Tra gli psicologi il comportamentismo era ancora più popolare che tra i filosofi. Oltre a Pavlov, Skinner, Thorndike e Watson, l’elenco dei comportamentisti tra gli psicologi includeva, tra gli altri, E.C. Tolman (1886–1959), C.L. Hull (1884–1952) ed E.R. Guthrie (1886–1959). Tolman, ad esempio, ha scritto che “tutto ciò che è importante in psicologia […] può essere investigato essenzialmente attraverso la continua analisi sperimentale e teorica dei fattori che determinano il comportamento dei topi in un punto a scelta di un labirinto” (1938, p. 34).
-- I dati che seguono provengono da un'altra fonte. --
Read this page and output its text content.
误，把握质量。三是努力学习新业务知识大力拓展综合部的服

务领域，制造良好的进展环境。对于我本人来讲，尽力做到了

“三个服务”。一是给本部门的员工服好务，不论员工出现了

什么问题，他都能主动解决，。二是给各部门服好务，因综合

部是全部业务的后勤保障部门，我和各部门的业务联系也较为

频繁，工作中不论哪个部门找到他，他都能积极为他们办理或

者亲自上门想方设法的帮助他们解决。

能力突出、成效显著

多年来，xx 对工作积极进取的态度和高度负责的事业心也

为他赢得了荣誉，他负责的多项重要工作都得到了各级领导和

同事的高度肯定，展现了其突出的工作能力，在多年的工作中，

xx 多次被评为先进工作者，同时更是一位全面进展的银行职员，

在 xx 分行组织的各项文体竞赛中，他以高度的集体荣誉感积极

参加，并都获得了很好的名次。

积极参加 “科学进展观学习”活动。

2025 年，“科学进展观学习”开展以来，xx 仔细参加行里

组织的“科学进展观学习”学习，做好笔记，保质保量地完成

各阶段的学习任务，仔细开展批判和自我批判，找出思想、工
I comportamentisti hanno fondato riviste, società organizzate e programmi di laurea in psicologia che riflettevano sul comportamentismo. Inoltre, si sono organizzati in diversi tipi di centri specializzati di ricerca, le cui differenze derivavano da fattori quali i diversi approcci al condizionamento e alla sperimentazione. Alcuni sono stati denominati nei modi seguenti: “analisi sperimentale del comportamento”, “analisi del comportamento”, “analisi funzionale” e, naturalmente, “comportamentismo radicale”. Queste etichette a volte erano responsabili dei titoli delle principali società e riviste del comportamentismo, tra cui la Society for the Advancement of Behavior Analysis (SABA) e il Journal of the Experimental Analysis of Behavior (fondato nel 1958) e il Journal of Applied Behavior Analysis (fondato nel 1968).
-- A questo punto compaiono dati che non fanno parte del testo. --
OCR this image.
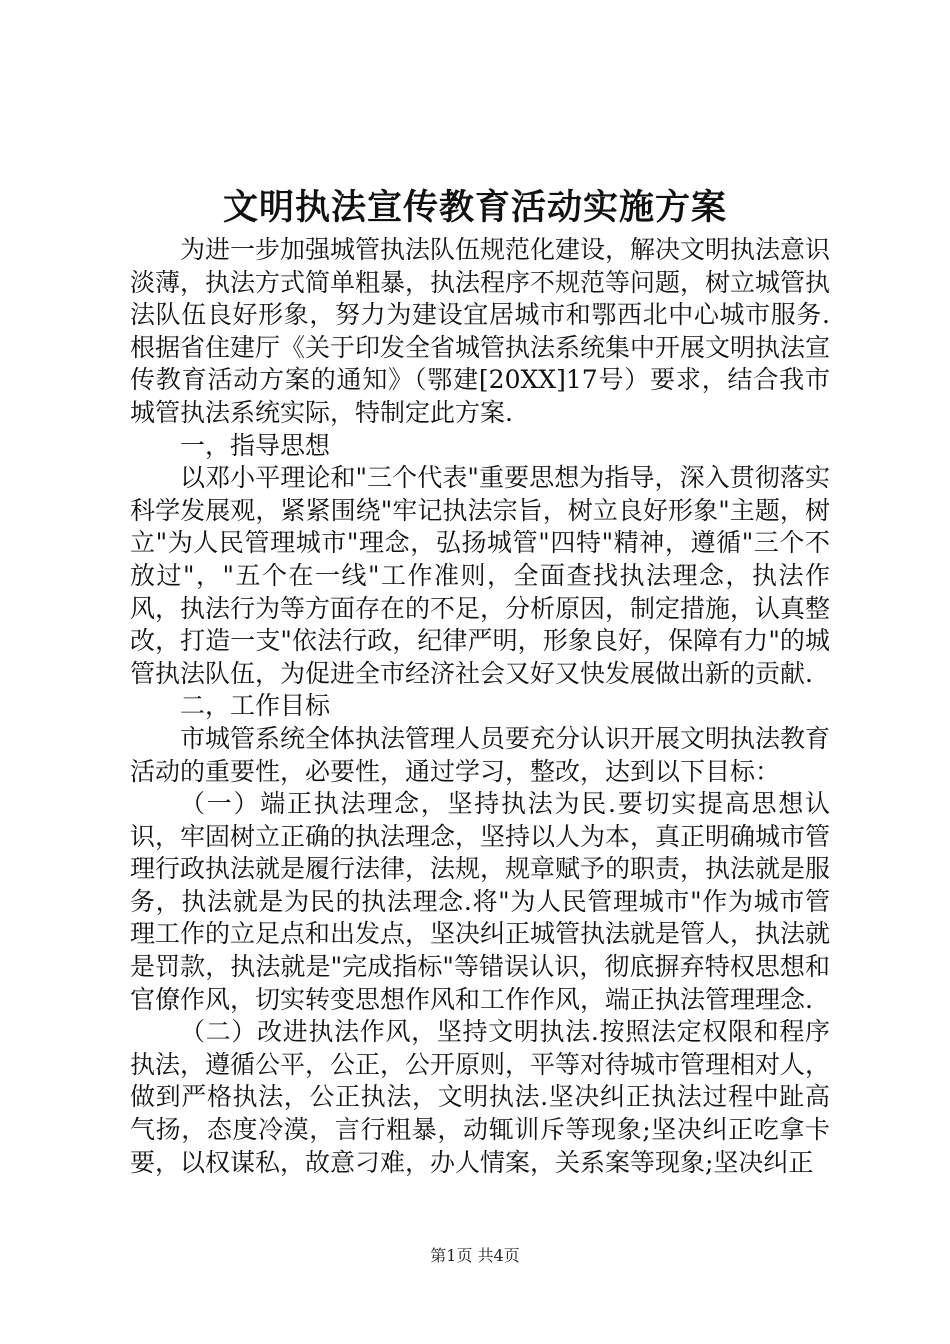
文明执法宣传教育活动实施方案

为进一步加强城管执法队伍规范化建设，解决文明执法意识淡薄，执法方式简单粗暴，执法程序不规范等问题，树立城管执法队伍良好形象，努力为建设宜居城市和鄂西北中心城市服务.根据省住建厅《关于印发全省城管执法系统集中开展文明执法宣传教育活动方案的通知》（鄂建[20XX]17号）要求，结合我市城管执法系统实际，特制定此方案.

一，指导思想

以邓小平理论和"三个代表"重要思想为指导，深入贯彻落实科学发展观，紧紧围绕"牢记执法宗旨，树立良好形象"主题，树立"为人民管理城市"理念，弘扬城管"四特"精神，遵循"三个不放过"，"五个在一线"工作准则，全面查找执法理念，执法作风，执法行为等方面存在的不足，分析原因，制定措施，认真整改，打造一支"依法行政，纪律严明，形象良好，保障有力"的城管执法队伍，为促进全市经济社会又好又快发展做出新的贡献.

二，工作目标

市城管系统全体执法管理人员要充分认识开展文明执法教育活动的重要性，必要性，通过学习，整改，达到以下目标：

（一）端正执法理念，坚持执法为民.要切实提高思想认识，牢固树立正确的执法理念，坚持以人为本，真正明确城市管理行政执法就是履行法律，法规，规章赋予的职责，执法就是服务，执法就是为民的执法理念.将"为人民管理城市"作为城市管理工作的立足点和出发点，坚决纠正城管执法就是管人，执法就是罚款，执法就是"完成指标"等错误认识，彻底摒弃特权思想和官僚作风，切实转变思想作风和工作作风，端正执法管理理念.

（二）改进执法作风，坚持文明执法.按照法定权限和程序执法，遵循公平，公正，公开原则，平等对待城市管理相对人，做到严格执法，公正执法，文明执法.坚决纠正执法过程中趾高气扬，态度冷漠，言行粗暴，动辄训斥等现象;坚决纠正吃拿卡要，以权谋私，故意刁难，办人情案，关系案等现象;坚决纠正

第1页 共4页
Il comportamentismo, inoltre, ha prodotto un tipo di terapia, nota come “terapia comportamentale” (vedi Rimm e Masters 1974; Erwin 1978). Ha sviluppato tecniche di gestione del comportamento per bambini autistici (vedi Lovaas e Newsom 1976) ed economie simboliche per la gestione degli schizofrenici cronici (vedi Stahl e Leitenberg 1976). Ha alimentato le discussioni su come comprendere meglio il comportamento degli animali e sull’importanza degli studi di laboratorio su tale comportamento in relazione all’ambiente naturale (vedi Schwartz e Lacey 1982).
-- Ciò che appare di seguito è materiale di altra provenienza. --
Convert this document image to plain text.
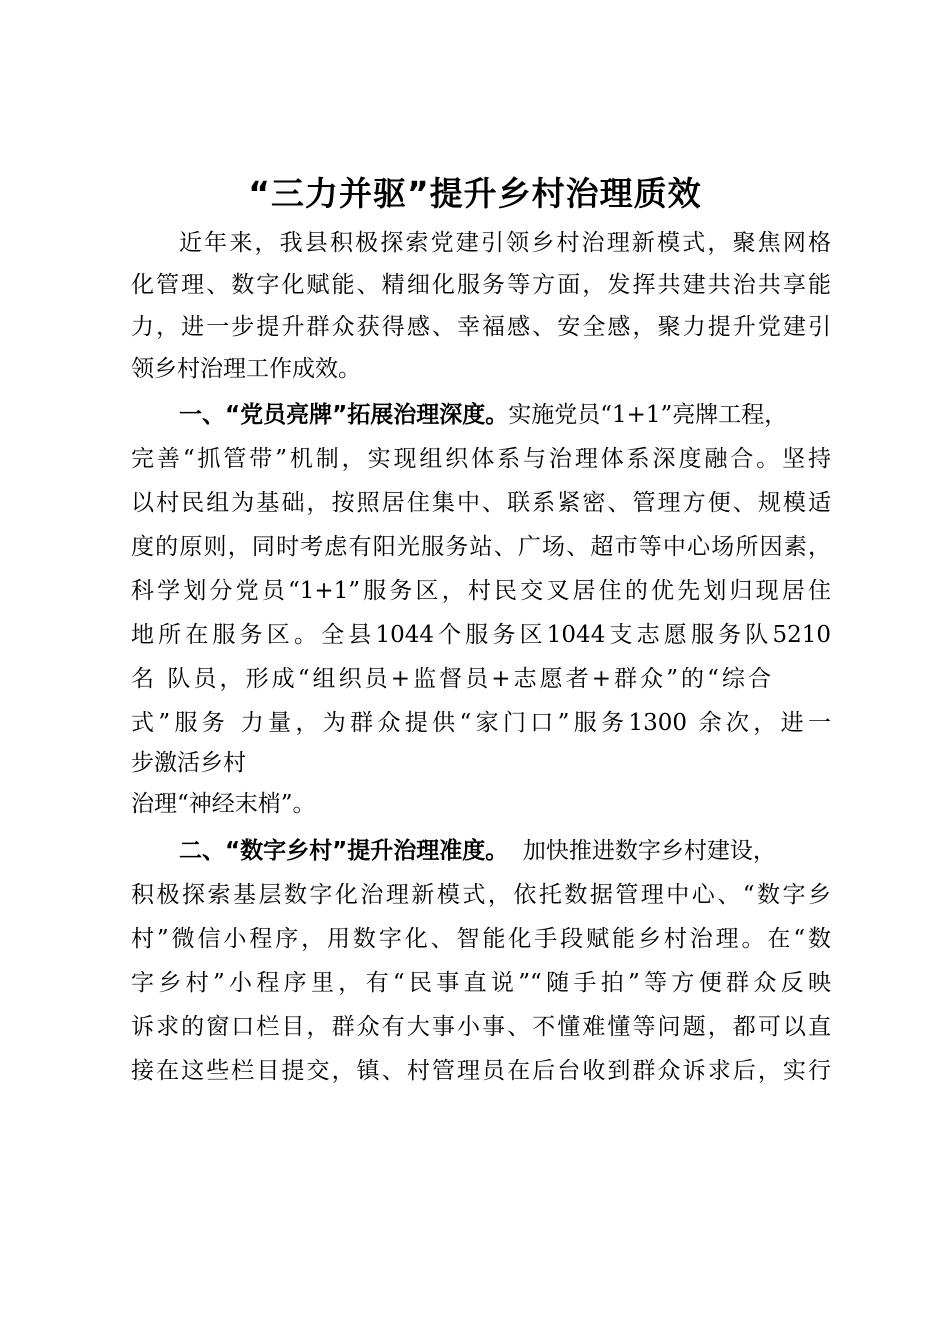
“三力并驱”提升乡村治理质效
近年来，我县积极探索党建引领乡村治理新模式，聚焦网格
化管理、数字化赋能、精细化服务等方面，发挥共建共治共享能
力，进一步提升群众获得感、幸福感、安全感，聚力提升党建引
领乡村治理工作成效。
一、“党员亮牌”拓展治理深度。实施党员“1+1”亮牌工程，
完善“抓管带”机制，实现组织体系与治理体系深度融合。坚持
以村民组为基础，按照居住集中、联系紧密、管理方便、规模适
度的原则，同时考虑有阳光服务站、广场、超市等中心场所因素，
科学划分党员“1+1”服务区，村民交叉居住的优先划归现居住
地所在服务区。全县1044个服务区1044支志愿服务队5210
名 队员，形成“组织员+监督员+志愿者+群众”的“综合
式”服务 力量，为群众提供“家门口”服务1300 余次，进一
步激活乡村
治理“神经末梢”。
二、“数字乡村”提升治理准度。  加快推进数字乡村建设，
积极探索基层数字化治理新模式，依托数据管理中心、“数字乡
村”微信小程序，用数字化、智能化手段赋能乡村治理。在“数
字乡村”小程序里，有“民事直说”“随手拍”等方便群众反映
诉求的窗口栏目，群众有大事小事、不懂难懂等问题，都可以直
接在这些栏目提交，镇、村管理员在后台收到群众诉求后，实行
Il comportamentismo, nonostante il largo consens,o è stato vittima di attacchi circa alcune tesi della sua posizione. Una delle difficoltà riguarda la confusione sugli effetti del rinforzo sul comportamento (vedi Gallistel 1990). Nel suo senso originale, uno stimolo come il cibo è un rinforzo solo se il fatto di presentarlo aumenta la frequenza di una risposta in un tipo di condizionamento associativo, noto come “condizionamento operante”. Un problema con questa definizione è che definisce i rinforzi come stimoli che modificano il comportamento. Presentare il cibo, tuttavia, può non avere alcun effetto osservabile sulla frequenza di risposta rispetto al cibo, anche nei casi in cui un animale è senza cibo o affamato. Piuttosto, la frequenza di risposta può essere associata alla capacità di un animale di identificare e ricordare le proprietà temporali o spaziali delle circostanze in cui gli viene presentato uno stimolo (ad esempio, il cibo). Questa e altre difficoltà hanno portato a modificare le assunzioni a cui si impegnava il comportamentismo e a sviluppare nuovi orizzonti di ricerca. Un’alternativa si è diretta verso lo studio del ruolo della memoria a breve termine nel contribuire agli effetti di rinforzo sulla cosiddetta “traiettoria del comportamento” (vedi Killeen 1994).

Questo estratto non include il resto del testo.